07/31/17 by Guest Writer
Elijah Brown examines organisms he captured in the wetlands. Photo by Jon Lakey.
EDITOR’S NOTE: This story by Andie Foley appeared in the July 17, 2017, issue of the Salisbury Post
In a first-floor lab at Catawba College’s Center for the Environment, a group of nearly 30 teens has just trudged in from the nature preserve. They’ve worked in small groups to design devices for catching and inventorying wetland animals.
Now, it’s time to see just how well their contraptions worked. Sodden and sticky from their treks, the students pour collected buckets of swamp water into white metal trays for observation.
This was the scene Friday morning during Catawba’s seventh annual National Environmental Summit, a five-day experience offered for teenagers aged 14 to 17.
“Nothing but dissolved grass!” one student said as he observed his tray, disappointment heavy in his voice. Lisa Wear, an adjunct professor at Catawba College and the leader of Friday’s activity, answered.
“See, you don’t know that. There may be some things in there you can’t see!”
Friday’s activity reflected a current real-world initiative. Specifically, researchers are working to develop a global inventory of all living organisms, as scientists posit 86 percent of Earth’s inhabitants are yet unknown.

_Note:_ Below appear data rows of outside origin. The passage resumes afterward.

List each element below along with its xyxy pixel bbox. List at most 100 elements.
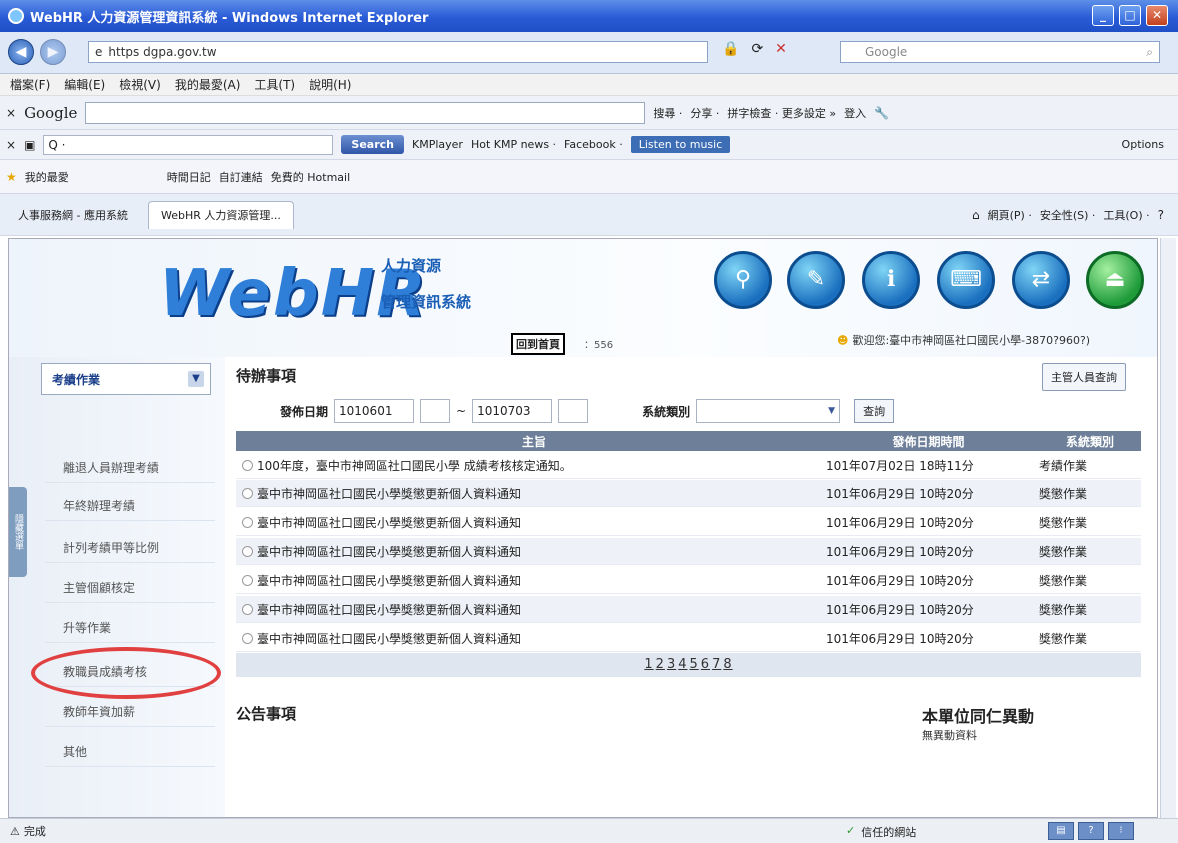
page-link[interactable]: 7 bbox=[711, 657, 722, 672]
desk-icon[interactable]: ⌨ bbox=[937, 251, 995, 309]
sidebar-item-promotion[interactable]: 升等作業 bbox=[45, 613, 215, 643]
row-subject[interactable]: 臺中市神岡區社口國民小學獎懲更新個人資料通知 bbox=[257, 630, 521, 647]
row-subject[interactable]: 臺中市神岡區社口國民小學獎懲更新個人資料通知 bbox=[257, 514, 521, 531]
google-search-button[interactable]: 搜尋 · bbox=[653, 105, 682, 121]
page-link[interactable]: 2 bbox=[655, 657, 666, 672]
sidebar-item-teacher-seniority[interactable]: 教師年資加薪 bbox=[45, 697, 215, 727]
refresh-icon[interactable]: ⟳ bbox=[751, 41, 763, 57]
date-to-picker[interactable] bbox=[558, 399, 589, 423]
row-radio[interactable] bbox=[242, 459, 253, 471]
row-subject[interactable]: 臺中市神岡區社口國民小學獎懲更新個人資料通知 bbox=[257, 572, 521, 589]
col-time[interactable]: 發佈日期時間 bbox=[826, 433, 1031, 450]
query-button[interactable]: 查詢 bbox=[854, 399, 895, 423]
back-icon[interactable]: ◀ bbox=[8, 39, 34, 65]
stop-icon[interactable]: ✕ bbox=[775, 41, 787, 57]
google-more-settings[interactable]: 拼字檢查 · 更多設定 » bbox=[727, 105, 836, 121]
toolbar-close-icon[interactable]: × bbox=[6, 138, 16, 152]
row-radio[interactable] bbox=[242, 632, 253, 644]
org-chart-icon[interactable]: ⚲ bbox=[714, 251, 772, 309]
logout-icon[interactable]: ⏏ bbox=[1086, 251, 1144, 309]
status-btn-1[interactable]: ▤ bbox=[1048, 822, 1074, 840]
wrench-icon[interactable]: 🔧 bbox=[874, 106, 889, 120]
tab-page-menu[interactable]: 網頁(P) · bbox=[988, 207, 1032, 223]
search-box[interactable]: Google ⌕ bbox=[840, 41, 1160, 63]
window-title: WebHR 人力資源管理資訊系統 - Windows Internet Expl… bbox=[30, 10, 429, 26]
search-icon[interactable]: ⌕ bbox=[1146, 45, 1153, 60]
menu-favorites[interactable]: 我的最愛(A) bbox=[175, 76, 241, 93]
row-subject[interactable]: 臺中市神岡區社口國民小學獎懲更新個人資料通知 bbox=[257, 601, 521, 618]
toolbar-close-icon[interactable]: × bbox=[6, 106, 16, 120]
col-category[interactable]: 系統類別 bbox=[1031, 433, 1141, 450]
page-link[interactable]: 8 bbox=[722, 657, 733, 672]
menu-help[interactable]: 說明(H) bbox=[309, 76, 351, 93]
kmp-search-input[interactable]: Q · bbox=[43, 134, 334, 155]
tab-security-menu[interactable]: 安全性(S) · bbox=[1040, 207, 1096, 223]
menu-file[interactable]: 檔案(F) bbox=[10, 76, 50, 93]
date-label: 發佈日期 bbox=[280, 404, 329, 419]
row-subject[interactable]: 臺中市神岡區社口國民小學獎懲更新個人資料通知 bbox=[257, 543, 521, 560]
help-icon[interactable]: ? bbox=[1158, 208, 1164, 222]
menu-edit[interactable]: 編輯(E) bbox=[64, 76, 105, 93]
address-bar[interactable]: e https dgpa.gov.tw bbox=[88, 41, 708, 63]
row-subject[interactable]: 100年度，臺中市神岡區社口國民小學 成績考核核定通知。 bbox=[257, 457, 572, 474]
fav-link-diary[interactable]: 時間日記 bbox=[167, 169, 211, 185]
menu-tools[interactable]: 工具(T) bbox=[254, 76, 295, 93]
back-home-button[interactable]: 回到首頁 bbox=[511, 333, 565, 355]
sidebar-item-grade-ratio[interactable]: 計列考績甲等比例 bbox=[45, 533, 215, 563]
date-from-picker[interactable] bbox=[420, 399, 451, 423]
tools-icon[interactable]: ✎ bbox=[787, 251, 845, 309]
chevron-down-icon[interactable]: ▼ bbox=[188, 371, 204, 387]
date-to-input[interactable]: 1010703 bbox=[472, 399, 553, 423]
page-link[interactable]: 6 bbox=[700, 657, 711, 672]
manager-query-button[interactable]: 主管人員查詢 bbox=[1042, 363, 1126, 391]
google-share-button[interactable]: 分享 · bbox=[690, 105, 719, 121]
sidebar-item-supervisor-approval[interactable]: 主管個顧核定 bbox=[45, 573, 215, 603]
tab-hr-service[interactable]: 人事服務網 - 應用系統 bbox=[6, 201, 140, 229]
row-radio[interactable] bbox=[242, 487, 253, 499]
date-from-input[interactable]: 1010601 bbox=[334, 399, 415, 423]
kmp-search-button[interactable]: Search bbox=[341, 135, 404, 154]
status-btn-3[interactable]: ⁝ bbox=[1108, 822, 1134, 840]
col-subject[interactable]: 主旨 bbox=[236, 433, 826, 450]
sidebar-item-other[interactable]: 其他 bbox=[45, 737, 215, 767]
google-search-input[interactable] bbox=[85, 101, 646, 124]
google-login[interactable]: 登入 bbox=[844, 105, 866, 121]
info-icon[interactable]: ℹ bbox=[862, 251, 920, 309]
sidebar-item-annual-evaluation[interactable]: 年終辦理考績 bbox=[45, 491, 215, 521]
tab-webhr[interactable]: WebHR 人力資源管理... bbox=[147, 200, 294, 229]
options-button[interactable]: Options bbox=[1122, 138, 1164, 151]
status-text: 完成 bbox=[23, 825, 46, 838]
row-radio[interactable] bbox=[242, 516, 253, 528]
listen-music-button[interactable]: Listen to music bbox=[630, 136, 731, 153]
close-button[interactable]: ✕ bbox=[1146, 5, 1168, 26]
switch-icon[interactable]: ⇄ bbox=[1012, 251, 1070, 309]
fav-link-custom[interactable]: 自訂連結 bbox=[219, 169, 263, 185]
forward-icon[interactable]: ▶ bbox=[40, 39, 66, 65]
row-radio[interactable] bbox=[242, 545, 253, 557]
tab-tools-menu[interactable]: 工具(O) · bbox=[1103, 207, 1149, 223]
page-link[interactable]: 4 bbox=[677, 657, 688, 672]
facebook-link[interactable]: Facebook · bbox=[564, 138, 623, 151]
menu-view[interactable]: 檢視(V) bbox=[119, 76, 161, 93]
row-radio[interactable] bbox=[242, 603, 253, 615]
minimize-button[interactable]: _ bbox=[1092, 5, 1114, 26]
lock-icon[interactable]: 🔒 bbox=[722, 41, 739, 57]
page-link[interactable]: 1 bbox=[643, 657, 654, 672]
hot-kmp-news-link[interactable]: Hot KMP news · bbox=[471, 138, 556, 151]
kmplayer-link[interactable]: KMPlayer bbox=[412, 138, 463, 151]
favorites-button[interactable]: 我的最愛 bbox=[25, 169, 69, 185]
home-icon[interactable]: ⌂ bbox=[972, 208, 980, 222]
row-subject[interactable]: 臺中市神岡區社口國民小學獎懲更新個人資料通知 bbox=[257, 485, 521, 502]
hide-menu-tab[interactable]: 隱藏選單 bbox=[9, 487, 27, 577]
page-link[interactable]: 5 bbox=[689, 657, 700, 672]
fav-link-hotmail[interactable]: 免費的 Hotmail bbox=[271, 169, 350, 185]
row-radio[interactable] bbox=[242, 574, 253, 586]
type-select[interactable]: ▼ bbox=[696, 399, 841, 423]
chevron-down-icon[interactable]: ▼ bbox=[828, 406, 835, 416]
page-link[interactable]: 3 bbox=[666, 657, 677, 672]
module-select[interactable]: 考績作業 ▼ bbox=[41, 363, 211, 395]
vertical-scrollbar[interactable] bbox=[1160, 238, 1176, 818]
maximize-button[interactable]: □ bbox=[1119, 5, 1141, 26]
status-btn-2[interactable]: ? bbox=[1078, 822, 1104, 840]
sidebar-item-retiree-evaluation[interactable]: 離退人員辦理考績 bbox=[45, 453, 215, 483]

“The whole idea is that with the technology that we have it’s going to take anywhere from 30 to 40 years to complete a global inventory,” Wear said. “(W)ith the right technology, we may be able to cut 25 years off that.”

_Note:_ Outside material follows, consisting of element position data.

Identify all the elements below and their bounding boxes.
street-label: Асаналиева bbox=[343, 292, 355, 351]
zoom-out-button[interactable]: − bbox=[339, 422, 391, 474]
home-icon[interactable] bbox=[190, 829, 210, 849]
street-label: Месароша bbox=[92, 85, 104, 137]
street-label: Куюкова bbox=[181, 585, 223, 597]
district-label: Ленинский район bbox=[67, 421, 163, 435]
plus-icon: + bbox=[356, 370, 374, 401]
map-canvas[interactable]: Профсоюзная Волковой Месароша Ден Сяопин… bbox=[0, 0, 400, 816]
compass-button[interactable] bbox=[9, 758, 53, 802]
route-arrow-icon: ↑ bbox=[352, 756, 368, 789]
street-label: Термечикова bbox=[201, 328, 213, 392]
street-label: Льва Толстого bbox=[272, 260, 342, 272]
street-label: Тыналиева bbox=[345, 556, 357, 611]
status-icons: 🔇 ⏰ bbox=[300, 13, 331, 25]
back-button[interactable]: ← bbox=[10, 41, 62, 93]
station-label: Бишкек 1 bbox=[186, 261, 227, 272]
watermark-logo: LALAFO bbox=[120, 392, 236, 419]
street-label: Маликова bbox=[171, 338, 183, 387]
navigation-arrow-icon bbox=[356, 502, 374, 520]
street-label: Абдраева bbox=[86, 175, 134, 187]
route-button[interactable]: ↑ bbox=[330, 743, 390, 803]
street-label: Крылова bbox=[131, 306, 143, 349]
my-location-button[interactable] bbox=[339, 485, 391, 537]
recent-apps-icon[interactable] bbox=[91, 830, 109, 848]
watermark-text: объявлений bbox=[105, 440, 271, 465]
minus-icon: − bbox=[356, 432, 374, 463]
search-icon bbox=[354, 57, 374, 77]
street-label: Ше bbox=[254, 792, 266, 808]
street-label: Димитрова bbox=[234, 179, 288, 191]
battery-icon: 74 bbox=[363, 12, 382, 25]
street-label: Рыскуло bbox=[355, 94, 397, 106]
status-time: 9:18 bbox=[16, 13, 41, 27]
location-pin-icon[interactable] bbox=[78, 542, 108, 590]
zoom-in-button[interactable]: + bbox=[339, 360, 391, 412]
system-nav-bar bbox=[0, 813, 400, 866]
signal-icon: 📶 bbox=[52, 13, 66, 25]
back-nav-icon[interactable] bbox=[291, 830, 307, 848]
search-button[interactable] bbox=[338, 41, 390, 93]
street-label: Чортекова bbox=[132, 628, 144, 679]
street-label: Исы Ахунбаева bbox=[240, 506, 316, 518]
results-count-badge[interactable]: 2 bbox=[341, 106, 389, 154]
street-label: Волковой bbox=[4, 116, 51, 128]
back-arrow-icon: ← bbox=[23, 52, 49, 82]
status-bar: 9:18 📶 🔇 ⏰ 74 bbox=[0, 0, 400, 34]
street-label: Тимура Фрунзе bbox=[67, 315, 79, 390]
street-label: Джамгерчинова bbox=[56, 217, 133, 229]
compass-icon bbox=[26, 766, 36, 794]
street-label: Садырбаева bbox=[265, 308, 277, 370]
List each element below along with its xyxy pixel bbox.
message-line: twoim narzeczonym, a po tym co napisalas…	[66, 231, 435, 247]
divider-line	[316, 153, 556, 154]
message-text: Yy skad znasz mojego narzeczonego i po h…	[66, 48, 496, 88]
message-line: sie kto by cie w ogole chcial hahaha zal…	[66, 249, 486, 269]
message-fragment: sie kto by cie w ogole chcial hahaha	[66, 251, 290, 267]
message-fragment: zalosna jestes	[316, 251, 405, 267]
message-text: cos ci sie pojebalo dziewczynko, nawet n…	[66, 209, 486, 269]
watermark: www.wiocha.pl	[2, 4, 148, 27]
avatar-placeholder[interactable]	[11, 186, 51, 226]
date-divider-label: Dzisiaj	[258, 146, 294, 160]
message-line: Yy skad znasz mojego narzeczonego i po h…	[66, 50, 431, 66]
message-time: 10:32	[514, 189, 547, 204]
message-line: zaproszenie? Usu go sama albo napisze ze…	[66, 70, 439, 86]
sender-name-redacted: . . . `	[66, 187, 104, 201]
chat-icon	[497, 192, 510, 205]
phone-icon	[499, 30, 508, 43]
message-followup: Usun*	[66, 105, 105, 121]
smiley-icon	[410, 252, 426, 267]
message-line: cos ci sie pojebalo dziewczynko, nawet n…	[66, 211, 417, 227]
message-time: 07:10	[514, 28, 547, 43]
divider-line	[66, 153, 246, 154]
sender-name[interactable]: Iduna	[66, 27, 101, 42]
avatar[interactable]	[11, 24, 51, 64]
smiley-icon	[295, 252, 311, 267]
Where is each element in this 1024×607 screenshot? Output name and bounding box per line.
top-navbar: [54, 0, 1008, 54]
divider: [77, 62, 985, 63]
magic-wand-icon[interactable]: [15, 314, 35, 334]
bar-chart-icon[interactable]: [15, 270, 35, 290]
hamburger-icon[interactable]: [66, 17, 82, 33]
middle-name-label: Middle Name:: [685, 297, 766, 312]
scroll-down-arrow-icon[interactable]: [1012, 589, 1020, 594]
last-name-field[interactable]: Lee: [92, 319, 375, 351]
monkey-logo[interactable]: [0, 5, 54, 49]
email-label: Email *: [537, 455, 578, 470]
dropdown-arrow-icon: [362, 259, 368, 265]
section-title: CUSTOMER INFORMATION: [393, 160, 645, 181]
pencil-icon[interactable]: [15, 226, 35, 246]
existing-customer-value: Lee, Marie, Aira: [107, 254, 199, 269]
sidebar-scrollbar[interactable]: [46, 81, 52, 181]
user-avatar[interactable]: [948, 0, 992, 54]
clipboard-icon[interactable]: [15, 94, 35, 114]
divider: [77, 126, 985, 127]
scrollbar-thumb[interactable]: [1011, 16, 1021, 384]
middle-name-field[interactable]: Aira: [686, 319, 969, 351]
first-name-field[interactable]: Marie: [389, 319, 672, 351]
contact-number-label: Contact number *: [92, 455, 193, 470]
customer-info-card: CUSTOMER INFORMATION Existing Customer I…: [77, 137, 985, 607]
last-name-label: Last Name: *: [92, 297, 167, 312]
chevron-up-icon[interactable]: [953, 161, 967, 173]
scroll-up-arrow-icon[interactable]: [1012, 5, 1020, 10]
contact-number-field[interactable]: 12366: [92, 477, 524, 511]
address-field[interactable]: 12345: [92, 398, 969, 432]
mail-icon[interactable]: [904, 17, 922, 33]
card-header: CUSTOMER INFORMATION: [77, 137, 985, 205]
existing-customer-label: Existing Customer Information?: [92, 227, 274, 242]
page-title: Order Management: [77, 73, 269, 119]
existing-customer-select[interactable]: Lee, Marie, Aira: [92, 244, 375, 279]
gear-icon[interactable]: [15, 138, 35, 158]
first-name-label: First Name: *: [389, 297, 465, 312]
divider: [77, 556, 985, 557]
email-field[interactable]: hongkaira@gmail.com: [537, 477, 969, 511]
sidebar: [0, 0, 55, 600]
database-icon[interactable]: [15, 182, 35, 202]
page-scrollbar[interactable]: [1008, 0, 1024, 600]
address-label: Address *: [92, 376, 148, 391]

Summit attendees used recyclables to engineer new and innovative collecting devices in attempts to create this more efficient technology: plastic bags and bottles, jugs and the like. Many of their prototypes held promise, as evidenced by collection bins containing worms, small fish, water spiders and crayfish.

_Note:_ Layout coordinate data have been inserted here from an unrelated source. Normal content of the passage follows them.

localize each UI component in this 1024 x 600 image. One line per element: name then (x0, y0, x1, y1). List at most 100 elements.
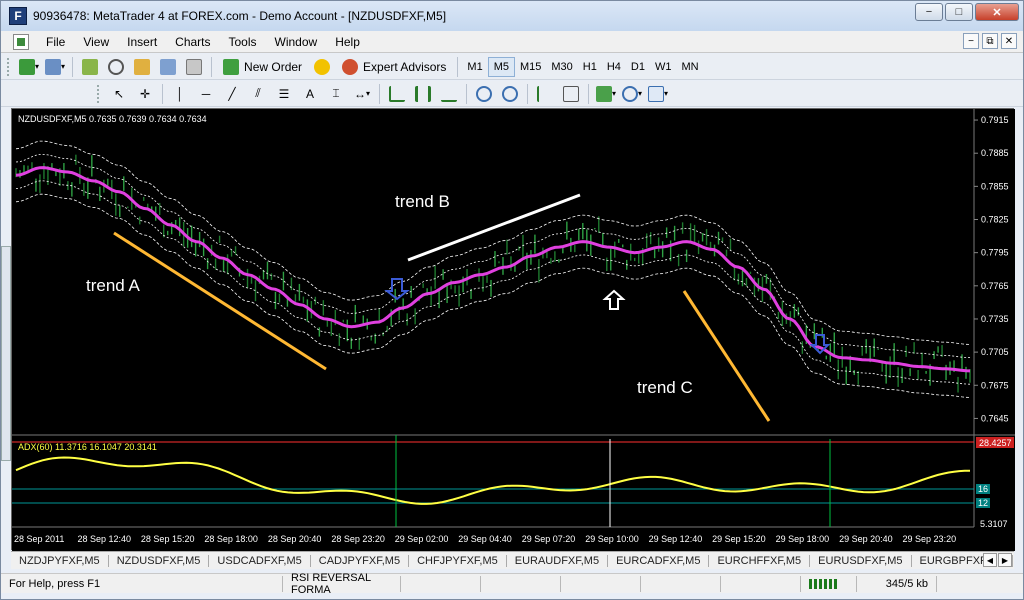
time-tick-label: 28 Sep 20:40 (268, 534, 322, 544)
expert-advisors-button[interactable]: Expert Advisors (337, 57, 451, 77)
mdi-minimize-button[interactable]: − (963, 33, 979, 49)
text-label-button[interactable]: ⌶ (325, 84, 347, 104)
indicators-button[interactable]: ▾ (595, 84, 617, 104)
chart-window-icon (13, 33, 29, 50)
menu-help[interactable]: Help (326, 35, 369, 49)
timeframe-m30[interactable]: M30 (546, 57, 577, 77)
chart-tab[interactable]: NZDUSDFXF,M5 (109, 554, 210, 567)
toolbar-grip[interactable] (7, 57, 10, 76)
tab-scroll-left-button[interactable]: ◀ (983, 553, 997, 567)
trend-a-label: trend A (86, 276, 141, 295)
zoom-in-icon (476, 85, 492, 102)
horizontal-line-button[interactable]: ─ (195, 84, 217, 104)
navigator-button[interactable] (131, 57, 153, 77)
cursor-button[interactable]: ↖ (108, 84, 130, 104)
minimize-button[interactable]: − (915, 3, 943, 21)
menu-insert[interactable]: Insert (118, 35, 166, 49)
menu-file[interactable]: File (37, 35, 74, 49)
navigator-icon (134, 58, 151, 75)
price-chart[interactable]: NZDUSDFXF,M5 0.7635 0.7639 0.7634 0.7634… (12, 109, 1015, 551)
fibonacci-icon: ☰ (278, 86, 290, 101)
mdi-close-button[interactable]: ✕ (1001, 33, 1017, 49)
timeframe-w1[interactable]: W1 (650, 57, 677, 77)
strategy-tester-button[interactable] (183, 57, 205, 77)
chart-tab[interactable]: CHFJPYFXF,M5 (409, 554, 507, 567)
chart-shift-button[interactable] (560, 84, 582, 104)
new-chart-button[interactable]: ▾ (18, 57, 40, 77)
terminal-button[interactable] (157, 57, 179, 77)
menu-tools[interactable]: Tools (220, 35, 266, 49)
time-tick-label: 28 Sep 18:00 (204, 534, 258, 544)
zoom-out-button[interactable] (499, 84, 521, 104)
profiles-button[interactable]: ▾ (44, 57, 66, 77)
vertical-line-button[interactable]: │ (169, 84, 191, 104)
maximize-button[interactable]: □ (945, 3, 973, 21)
line-chart-button[interactable] (438, 84, 460, 104)
candlesticks-button[interactable] (412, 84, 434, 104)
chart-tab[interactable]: EURAUDFXF,M5 (507, 554, 609, 567)
chart-tab[interactable]: USDCADFXF,M5 (209, 554, 311, 567)
chart-tab[interactable]: EURCADFXF,M5 (608, 554, 710, 567)
zoom-in-button[interactable] (473, 84, 495, 104)
chart-tab[interactable]: EURCHFFXF,M5 (709, 554, 811, 567)
market-watch-button[interactable] (79, 57, 101, 77)
menu-window[interactable]: Window (266, 35, 327, 49)
close-icon: ✕ (992, 6, 1002, 19)
fibonacci-button[interactable]: ☰ (273, 84, 295, 104)
crosshair-target-icon (108, 58, 125, 75)
toolbar-grip[interactable] (97, 84, 100, 103)
equidistant-channel-button[interactable]: ⫽ (247, 84, 269, 104)
text-button[interactable]: A (299, 84, 321, 104)
auto-scroll-button[interactable] (534, 84, 556, 104)
trend-c-label: trend C (637, 378, 693, 397)
chart-header: NZDUSDFXF,M5 0.7635 0.7639 0.7634 0.7634 (18, 114, 207, 124)
time-tick-label: 29 Sep 07:20 (522, 534, 576, 544)
menu-view[interactable]: View (74, 35, 118, 49)
timeframe-h1[interactable]: H1 (578, 57, 602, 77)
chart-tab[interactable]: NZDJPYFXF,M5 (11, 554, 109, 567)
periods-button[interactable]: ▾ (621, 84, 643, 104)
toolbar-separator (457, 56, 459, 77)
timeframe-m1[interactable]: M1 (462, 57, 487, 77)
collapsed-side-panel[interactable] (1, 246, 11, 461)
time-tick-label: 29 Sep 15:20 (712, 534, 766, 544)
time-tick-label: 29 Sep 04:40 (458, 534, 512, 544)
trendline-button[interactable]: ╱ (221, 84, 243, 104)
price-tick-label: 0.7735 (981, 314, 1009, 324)
warning-button[interactable] (311, 57, 333, 77)
templates-icon (648, 85, 665, 102)
indicator-header: ADX(60) 11.3716 16.1047 20.3141 (18, 442, 157, 452)
bar-chart-button[interactable] (386, 84, 408, 104)
data-window-button[interactable] (105, 57, 127, 77)
zoom-out-icon (502, 85, 518, 102)
templates-button[interactable]: ▾ (647, 84, 669, 104)
candlesticks-icon (415, 85, 431, 102)
chart-tab[interactable]: EURUSDFXF,M5 (810, 554, 912, 567)
timeframe-h4[interactable]: H4 (602, 57, 626, 77)
menu-charts[interactable]: Charts (166, 35, 219, 49)
timeframe-mn[interactable]: MN (676, 57, 703, 77)
bar-chart-icon (389, 85, 405, 102)
crosshair-button[interactable]: ✛ (134, 84, 156, 104)
timeframe-d1[interactable]: D1 (626, 57, 650, 77)
close-button[interactable]: ✕ (975, 3, 1019, 21)
arrows-button[interactable]: ↔ ▾ (351, 84, 373, 104)
new-order-button[interactable]: New Order (218, 57, 307, 77)
arrows-icon: ↔ (353, 86, 366, 101)
mdi-restore-button[interactable]: ⧉ (982, 33, 998, 49)
maximize-icon: □ (955, 6, 963, 18)
chart-tab[interactable]: CADJPYFXF,M5 (311, 554, 410, 567)
level-12-value: 12 (978, 498, 988, 508)
price-tick-label: 0.7705 (981, 347, 1009, 357)
title-bar[interactable]: F 90936478: MetaTrader 4 at FOREX.com - … (1, 1, 1023, 31)
standard-toolbar: ▾ ▾ New Order Expert Advisors M1 M5 M15 … (1, 54, 1023, 80)
chart-window[interactable]: NZDUSDFXF,M5 0.7635 0.7639 0.7634 0.7634… (11, 108, 1015, 551)
time-tick-label: 29 Sep 18:00 (776, 534, 830, 544)
timeframe-m5[interactable]: M5 (487, 56, 515, 77)
trendline-icon: ╱ (228, 86, 236, 101)
tab-scroll-right-button[interactable]: ▶ (998, 553, 1012, 567)
status-cell-empty (721, 575, 801, 592)
line-studies-toolbar: ↖ ✛ │ ─ ╱ ⫽ ☰ A ⌶ ↔ ▾ ▾ ▾ ▾ (1, 81, 1023, 107)
time-tick-label: 28 Sep 12:40 (77, 534, 131, 544)
timeframe-m15[interactable]: M15 (515, 57, 546, 77)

The National Environmental Summit is offered through a partnership between Catawba College, Environmental Working Group, Yellowstone Forever and Rocky Mountain Institute. Leaders and counselors report that the experience fosters initiative, collaboration and whole systems thinking in its participants.
Deep Dave, a rising senior at Catawba and one of these counselors, attended the camp in the summer before his senior year in high school. He credits the experience for making him a more active and responsible citizen of the world.
Now in his third year as a counselor, he sees this change in the summit’s students as well.
“I think they get the motivation to take initiative,” he said. “Children nowadays have so many great ideas and they’re so creative, but they just need that extra push to say, ‘hey you can do it.’ ”
Macayla Upright, a rising Catawba sophomore and fellow camper-turned-counselor, feels equally thrilled about the camp’s impact on young learners. Learners under her supervision share with her their enthusiasm for their work in the preserve and their experience handling animals in camp activities.
This environment and sustainability major with a concentration in natural resource management said hearing this excitement is a rewarding experience.
“It’s amazing to see kids develop an enthusiasm for what you’re enthusiastic for.”